First off the equation presented is not correct because the torque about the pivot must contain terms that relate to the translational acceleration of the center of mass. The torque due to inertial forces is missing. It is better to just state that the torque of the joint at the pivot is known (and it is a function of the configuration of the system). Also, it is easier to treat a planar problem as a 3D problem and only consider the in-plane components in the end.
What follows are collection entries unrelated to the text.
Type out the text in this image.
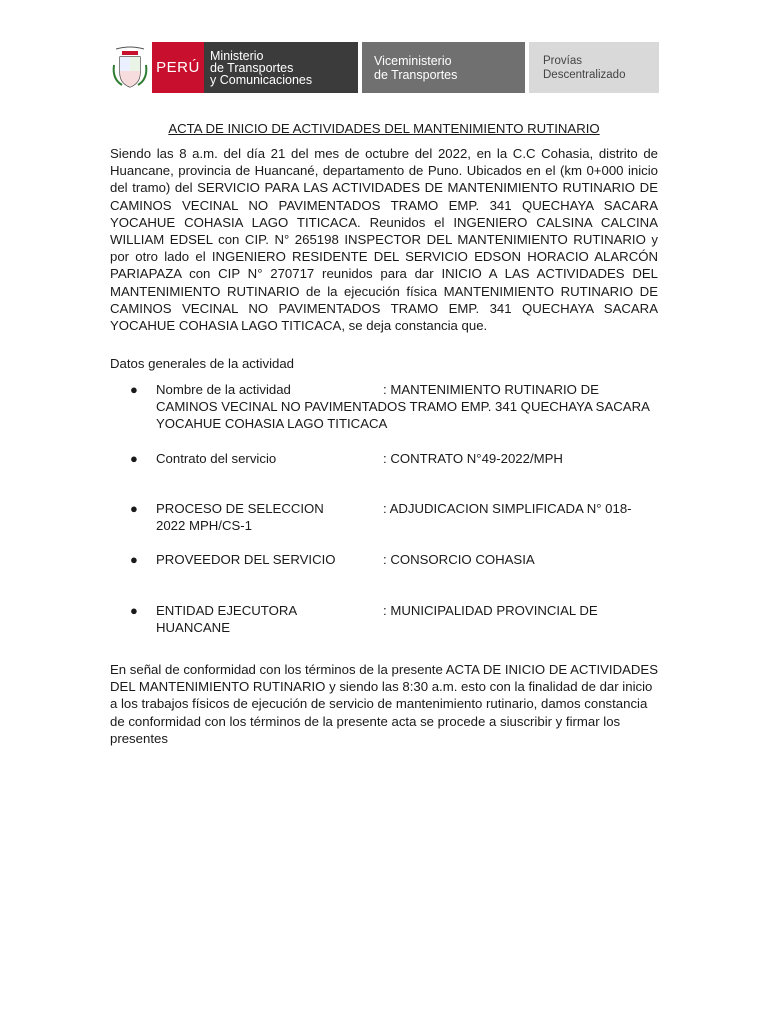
PERÚ
Ministerio
de Transportes
y Comunicaciones
Viceministerio
de Transportes
Provías
Descentralizado
ACTA DE INICIO DE ACTIVIDADES DEL MANTENIMIENTO RUTINARIO

Siendo las 8 a.m. del día 21 del mes de octubre del 2022, en la C.C Cohasia, distrito de Huancane, provincia de Huancané, departamento de Puno. Ubicados en el (km 0+000 inicio del tramo) del SERVICIO PARA LAS ACTIVIDADES DE MANTENIMIENTO RUTINARIO DE CAMINOS VECINAL NO PAVIMENTADOS TRAMO EMP. 341 QUECHAYA SACARA YOCAHUE COHASIA LAGO TITICACA. Reunidos el INGENIERO CALSINA CALCINA WILLIAM EDSEL con CIP. N° 265198 INSPECTOR DEL MANTENIMIENTO RUTINARIO y por otro lado el INGENIERO RESIDENTE DEL SERVICIO EDSON HORACIO ALARCÓN PARIAPAZA con CIP N° 270717 reunidos para dar INICIO A LAS ACTIVIDADES DEL MANTENIMIENTO RUTINARIO de la ejecución física MANTENIMIENTO RUTINARIO DE CAMINOS VECINAL NO PAVIMENTADOS TRAMO EMP. 341 QUECHAYA SACARA YOCAHUE COHASIA LAGO TITICACA, se deja constancia que.

Datos generales de la actividad

● Nombre de la actividad	: MANTENIMIENTO RUTINARIO DE
CAMINOS VECINAL NO PAVIMENTADOS TRAMO EMP. 341 QUECHAYA SACARA YOCAHUE COHASIA LAGO TITICACA
● Contrato del servicio	: CONTRATO N°49-2022/MPH
● PROCESO DE SELECCION 2022 MPH/CS-1
: ADJUDICACION SIMPLIFICADA N° 018-
● PROVEEDOR DEL SERVICIO	: CONSORCIO COHASIA
● ENTIDAD EJECUTORA HUANCANE
: MUNICIPALIDAD PROVINCIAL DE

En señal de conformidad con los términos de la presente ACTA DE INICIO DE ACTIVIDADES DEL MANTENIMIENTO RUTINARIO y siendo las 8:30 a.m. esto con la finalidad de dar inicio a los trabajos físicos de ejecución de servicio de mantenimiento rutinario, damos constancia de conformidad con los términos de la presente acta se procede a siuscribir y firmar los presentes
So I understand the problem as follows:
A planar rigid body with the center of mass at point C (see below) contains a "pivot point" (point A) below, with prescribed translational acceleration $\boldsymbol{a}_A = \pmatrix{ \ddot{x}_A & \ddot{y}_A & 0}^\top$, but free to rotate about this point. The axis of rotation coming out of the plane is $\boldsymbol{\hat{k}}$, and the angle of rotation is $\phi$. This pivot has known torque $ \boldsymbol{\tau}_A = \pmatrix{ 0 & 0 & \tau(\phi)}^\top$, which affects the motion of the body. Write the equations of motion of such a system.
For convenience, I use the vector $\boldsymbol{c}_1 = \boldsymbol{r}_1 - \boldsymbol{r}_A = \pmatrix{c_x & c_y & 0}^\top$ to describe the position of the center of mass of body 1, relative to point A.
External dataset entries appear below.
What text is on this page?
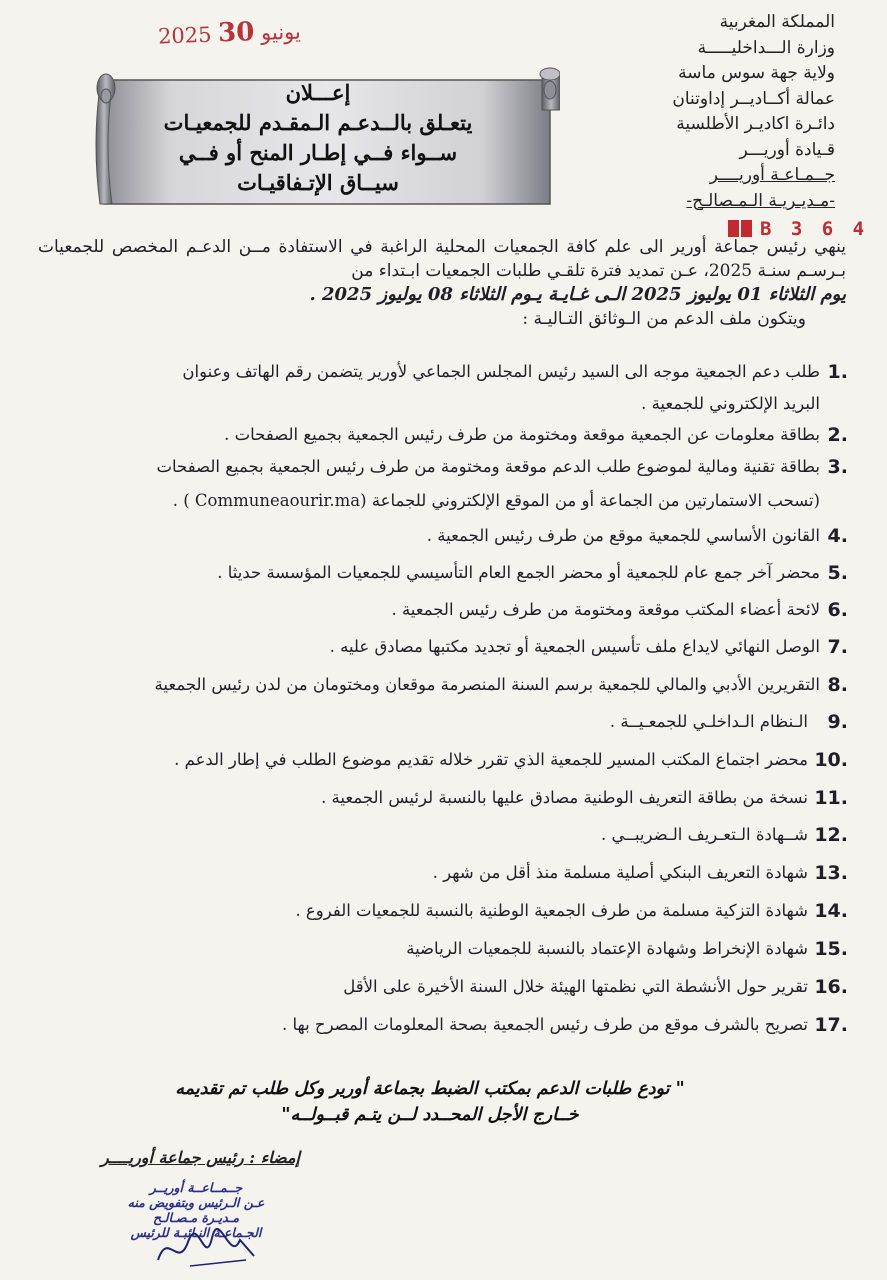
المملكة المغربية
وزارة الـــداخليـــــة
ولاية جهة سوس ماسة
عمالة أكــاديــر إداوتنان
دائـرة اكاديـر الأطلسية
قـيادة أوريـــر
جــمـاعـة أوريــــر
-مـديـريـة الـمـصالـح-
2025 يونيو 30
B 3 6 4
إعـــلان
يتعـلق بالــدعـم الـمقـدم للجمعيـات
ســواء فــي إطـار المنح أو فــي
سيــاق الإتـفاقيـات

ينهي رئيس جماعة أورير الى علم كافة الجمعيات المحلية الراغبة في الاستفادة مــن الدعـم المخصص للجمعيات بـرسـم سنـة 2025، عـن تمديد فترة تلقـي طلبات الجمعيات ابـتداء من

يوم الثلاثاء 01 يوليوز 2025 الـى غـايـة يـوم الثلاثاء 08 يوليوز 2025 .

ويتكون ملف الدعم من الـوثائق التـاليـة :

1.
طلب دعم الجمعية موجه الى السيد رئيس المجلس الجماعي لأورير يتضمن رقم الهاتف وعنوان
البريد الإلكتروني للجمعية .
2.
بطاقة معلومات عن الجمعية موقعة ومختومة من طرف رئيس الجمعية بجميع الصفحات .
3.
بطاقة تقنية ومالية لموضوع طلب الدعم موقعة ومختومة من طرف رئيس الجمعية بجميع الصفحات
(تسحب الاستمارتين من الجماعة أو من الموقع الإلكتروني للجماعة (Communeaourir.ma ) .
4.
القانون الأساسي للجمعية موقع من طرف رئيس الجمعية .
5.
محضر آخر جمع عام للجمعية أو محضر الجمع العام التأسيسي للجمعيات المؤسسة حديثا .
6.
لائحة أعضاء المكتب موقعة ومختومة من طرف رئيس الجمعية .
7.
الوصل النهائي لايداع ملف تأسيس الجمعية أو تجديد مكتبها مصادق عليه .
8.
التقريرين الأدبي والمالي للجمعية برسم السنة المنصرمة موقعان ومختومان من لدن رئيس الجمعية
9.
الـنظام الـداخلـي للجمعـيــة .
10.
محضر اجتماع المكتب المسير للجمعية الذي تقرر خلاله تقديم موضوع الطلب في إطار الدعم .
11.
نسخة من بطاقة التعريف الوطنية مصادق عليها بالنسبة لرئيس الجمعية .
12.
شــهادة الـتعـريف الـضريبــي .
13.
شهادة التعريف البنكي أصلية مسلمة منذ أقل من شهر .
14.
شهادة التزكية مسلمة من طرف الجمعية الوطنية بالنسبة للجمعيات الفروع .
15.
شهادة الإنخراط وشهادة الإعتماد بالنسبة للجمعيات الرياضية
16.
تقرير حول الأنشطة التي نظمتها الهيئة خلال السنة الأخيرة على الأقل
17.
تصريح بالشرف موقع من طرف رئيس الجمعية بصحة المعلومات المصرح بها .
" تودع طلبات الدعم بمكتب الضبط بجماعة أورير وكل طلب تم تقديمه
خــارج الأجل المحــدد لــن يتـم قبــولــه"
إمضاء : رئيس جماعة أوريــــر
جــمــاعــة أوريــر
عـن الـرئيس وبتفويض منه
مـديـرة مـصـالـح
الجـماعـة النـائبـة للرئيس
One way to solve this problem is to consider the following steps:
Kinematics - given the motion of the pivot, transform it as motion of the center of mass. $$ \begin{aligned} \boldsymbol{\omega}_1 &= \boldsymbol{\hat{k}}\,\dot \phi \\ \boldsymbol{\alpha}_1 &= \boldsymbol{\hat{k}}\, \ddot \phi \\ \boldsymbol{a}_C &= \boldsymbol{a}_A + \boldsymbol{\alpha}_1 \times \boldsymbol{c}_1 + \boldsymbol{\omega}_1 \times ( \boldsymbol{\omega}_1 \times \boldsymbol{c}_1) \end{aligned}$$
Forces and Torques - Account for all external & constraint forces and torques applied to the body. The pivot must supply a constraint force $\boldsymbol{F}_A = \pmatrix{A_x & A_y & 0}^\top$ as well as the known torque $\boldsymbol{\tau}_A$. If gravity is present, we can account for it with a force $\boldsymbol{W} = m_1 \boldsymbol{g} = \pmatrix{0 & -m_1 g & 0}^\top$ applied top the center of mass
Dynamics - Use the sum of forces and torques about the center of mass to relate to the motion of the center of mass. $$ \left. \begin{aligned} \boldsymbol{F}_A + \boldsymbol{W} & = m_1 \boldsymbol{a}_C \\ \\ \boldsymbol{\tau}_A -\boldsymbol{c}_1 \times \boldsymbol{F}_A &= \mathrm{I}_1 \boldsymbol{\alpha}_1 \end{aligned} \right\} \begin{aligned} A_x & = m_1 (\ddot{x}_A -c_y \ddot{\phi} -c_x \dot{\phi}^2) \\ A_y -m_1 g & = m_1 (\ddot{y}_A+c_x \ddot{\phi}-c_y \ddot{\phi}^2) \\ \tau(\phi) + c_y \,A_x -c_x \, A_y &= I_1 \ddot{\phi} \end{aligned} $$
which is three equations to be solved for three unknowns, the two reaction forces $A_x$, $A_y$, and the rotational acceleration $\ddot{\phi}$.
The correct equation relating rotational acceleration to applied torque $\tau_A = k \sin \phi$ involves the mass moment of inertia about the pivot $I_A = I_1 + m_1 (c_x^2+c_y^2)$ and it is $$ \boxed{ \tau_A + c_y m_1 \ddot{x}_A - c_x m_1 (g+\ddot{y}_A) = I_A \ddot \phi} $$
NOTE: A lot of out-of-plane terms have been neglected which should be present for a 3D system. For example the rotational acceleration vector in 3D is $\boldsymbol{\alpha}_1 = \boldsymbol{\hat{k}}\,\ddot{\phi} + \boldsymbol{\omega}_1 \times \boldsymbol{\hat{k}}\,\dot{\psi}$ but the last part is ingored because $\boldsymbol{\omega}_1$ is always parallel to $\boldsymbol{\hat{k}}$ in planar systems.